Earlier this month, Mateen was seen sitting behind Hillary Clinton at a rally in Florida. So it’s possible that Trump meant he would expel Mateen from one of his rallies — not from the country. However, it was quite clear that Hannity was talking about deportation.
If Trump understood Hannity’s intention correctly, his answer would mark one of the most profound challenges to American civil liberties ever uttered by a major-party candidate.
Seddique Mateen has been a resident of the United States for three decades. While he has espoused support for the Taliban and a reactionary form of Islam, he repeatedly condemned the violent act perpetrated by his son, telling CBS News, “Nobody has the right to harm anything, anybody … What a person’s lifestyle is, is up to him. It’s a free country. Everybody has their own choice to live the way they want to live.”
Mateen has illiberal views on homosexuality and gender. And his ideal government would likely be more theocratic than our own. But the same can be said of many Evangelical Trump voters. And America’s foremost enemy of “political correctness” has never suggested expelling them from the country for having the wrong opinions.
Later in the interview, Trump suggested that Muslim Americans who fail to prevent acts of violence committed by members of their communities bear responsibility for their co-religionists’ atrocities.
“Look, we have to be so tough and so smart and vigilant. And frankly, the Muslims have to help us, because they see what’s going on in their community. We do not see it. They have to help us,” Trump said. “And if they’re not going to help us, they’re to blame also.”

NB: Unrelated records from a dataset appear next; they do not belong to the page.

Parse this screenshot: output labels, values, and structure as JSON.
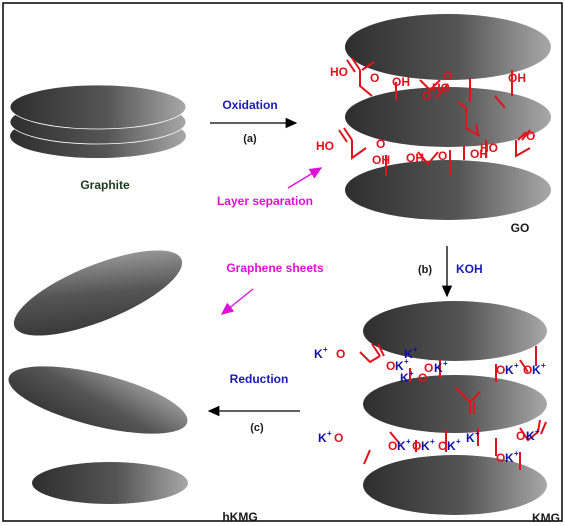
{
  "labels": {
    "graphite": "Graphite",
    "go": "GO",
    "hkmg": "hKMG",
    "kmg": "KMG",
    "oxidation": "Oxidation",
    "step_a": "(a)",
    "layer_separation": "Layer separation",
    "step_b": "(b)",
    "koh": "KOH",
    "graphene_sheets": "Graphene sheets",
    "reduction": "Reduction",
    "step_c": "(c)"
  },
  "groups": {
    "ho": "HO",
    "oh": "OH",
    "o": "O",
    "k_plus": "K",
    "plus": "+"
  },
  "colors": {
    "sheet_dark": "#3a3a3a",
    "sheet_light": "#9a9a9a",
    "functional_red": "#e0121b",
    "ion_blue": "#1010a8",
    "process_blue": "#1a1ab8",
    "annotation_magenta": "#e010d8",
    "frame": "#000000",
    "text_dark": "#1a1a1a",
    "caption_green": "#1e3a1e"
  }
}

Perhaps the most striking thing about this quote is the way Muslim Americans are juxtaposed with “us.” On the surface, Trump could be referring to national-security professionals when deploying we in these remarks. However, in arguing that we need to be more vigilant, Trump cited the failure of the San Bernardino shooters’ non-Muslim neighbors to report the couple’s suspicious activity (although there’s no evidence any conspicuously suspicious activity took place).
Thus, it’s more plausible that Trump was referring to a broader “we” — one that included his audience and all other Americans who wish to “take their country back.” In this framing, Muslim Americans are cast as pseudo-citizens. (Which might explain why they can be deported for their having “extreme views.”)
Finally, Trump argued that if we don’t start treating them with greater scrutiny, then we’ll also be “to blame” for the suffering they cause.
“Whether it’s racial profiling or politically correct, we better get smart,” Trump told Hannity. “We are letting tens of thousands of people into our country. We don’t know what the hell we’re doing.”